Wednesday, October 7, 2009

My Book Review Guidelines

When I review a book, I receive them from one of three places:
1. I purchase them myself either new or used.
2. A friend or family member gives me the book as a gift.
3. A publisher, publicist or author sends me the book. In this case, they expect me to keep the book whether I like it or not. It's basically a "gift" for taking the time to read the book and, in my opinion, isn't enough to qualify for compensation.

I never charge for a review. To me, that's a huge no-no. I'm an avid reader and it's what you'll typically find me doing in my spare time, so why not write the review after I'm done reading the book. I do it for the ones I get from No. 1 and 2, as well.

Now, for some reason, the FTC is considering charges against bloggers who don't disclose where they get the books they review. A quick peek around book review blogs will turn up a variety of comments on this subject.

I, for one, do not consider a free book as payment to guarantee a "positive review." I'm not going to give some novel "5 books" unless it truly deserves it. Yes, I may recommend my readers try a book for themselves, but it's up to them whether they do or not and it's up to them if they like the book if they do read it.

It's totally illogical to me ... does it also mean I'm breaking the law if I read a good book I bought and tell my sister or best friend they should try it, too, just because I'm a blogger.

The FTC has even taken to comparing our reviews to newspaper book reviews. OK, I'm a freelance writer and I do articles for the local newspaper on a regular basis. Whenever a book comes in for review, the publisher or editor tends to give it away to whoever likes that sort of genre. Very few reviews are actually done unless it's relevant to the local readers.
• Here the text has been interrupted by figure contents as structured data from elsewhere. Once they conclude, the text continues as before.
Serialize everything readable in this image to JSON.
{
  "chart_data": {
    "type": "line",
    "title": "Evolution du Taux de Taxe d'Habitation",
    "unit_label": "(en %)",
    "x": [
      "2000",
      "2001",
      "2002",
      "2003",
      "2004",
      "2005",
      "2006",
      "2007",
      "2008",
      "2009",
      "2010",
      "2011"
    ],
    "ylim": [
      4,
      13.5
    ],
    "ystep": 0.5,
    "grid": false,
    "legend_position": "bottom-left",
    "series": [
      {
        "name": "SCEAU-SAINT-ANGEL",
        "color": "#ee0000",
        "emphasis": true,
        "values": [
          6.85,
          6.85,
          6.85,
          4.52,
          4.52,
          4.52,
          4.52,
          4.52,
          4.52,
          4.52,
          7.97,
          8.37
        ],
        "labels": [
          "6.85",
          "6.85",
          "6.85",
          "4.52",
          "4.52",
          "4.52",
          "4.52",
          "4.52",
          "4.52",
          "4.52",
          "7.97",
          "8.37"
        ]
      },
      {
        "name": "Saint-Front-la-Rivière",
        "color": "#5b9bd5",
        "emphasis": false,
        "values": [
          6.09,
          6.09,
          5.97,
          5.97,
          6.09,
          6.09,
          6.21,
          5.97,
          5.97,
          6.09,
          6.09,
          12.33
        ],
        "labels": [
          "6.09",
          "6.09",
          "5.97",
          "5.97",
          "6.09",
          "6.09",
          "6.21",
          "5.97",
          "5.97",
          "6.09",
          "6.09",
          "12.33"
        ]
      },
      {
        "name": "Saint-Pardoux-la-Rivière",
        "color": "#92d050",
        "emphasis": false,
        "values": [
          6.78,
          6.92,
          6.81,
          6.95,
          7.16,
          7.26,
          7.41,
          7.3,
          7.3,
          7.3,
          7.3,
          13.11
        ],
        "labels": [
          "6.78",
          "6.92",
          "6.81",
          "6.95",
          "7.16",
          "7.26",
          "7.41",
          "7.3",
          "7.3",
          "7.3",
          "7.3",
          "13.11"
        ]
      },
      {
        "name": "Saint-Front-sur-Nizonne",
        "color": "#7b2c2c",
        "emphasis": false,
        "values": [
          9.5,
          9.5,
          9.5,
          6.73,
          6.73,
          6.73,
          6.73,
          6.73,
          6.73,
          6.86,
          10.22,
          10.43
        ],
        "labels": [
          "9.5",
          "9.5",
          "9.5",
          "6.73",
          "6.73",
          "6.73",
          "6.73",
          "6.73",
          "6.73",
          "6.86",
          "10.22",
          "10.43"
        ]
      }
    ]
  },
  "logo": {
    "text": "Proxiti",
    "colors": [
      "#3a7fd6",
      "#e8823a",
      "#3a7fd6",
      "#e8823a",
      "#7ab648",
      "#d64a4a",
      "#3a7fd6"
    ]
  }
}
That said, I have several wonderful books on my shelves that I got from papers I've worked at in the past. Did the publishing company expect the newspaper to return them if a review wasn't printed? Absolutely not!

And I'm sure those that send books to bloggers feel the same way. Many of us simply don't post a review if the book is that bad. I myself can always find something good to say about a book because even though I didn't particularly care for it, another reader may love it. It's all about taste in genres.

Well, if I have to print a disclaimer every time I post a review, then so be it. Do I like it? No. It's a waste of my time and my readers' time. But if it will keep everyone happy, I'll do it.

I'm not really sure what recourse we bloggers have. Will writing to our senators and-or representatives help? I'm not sure, but I suppose it's worth a try.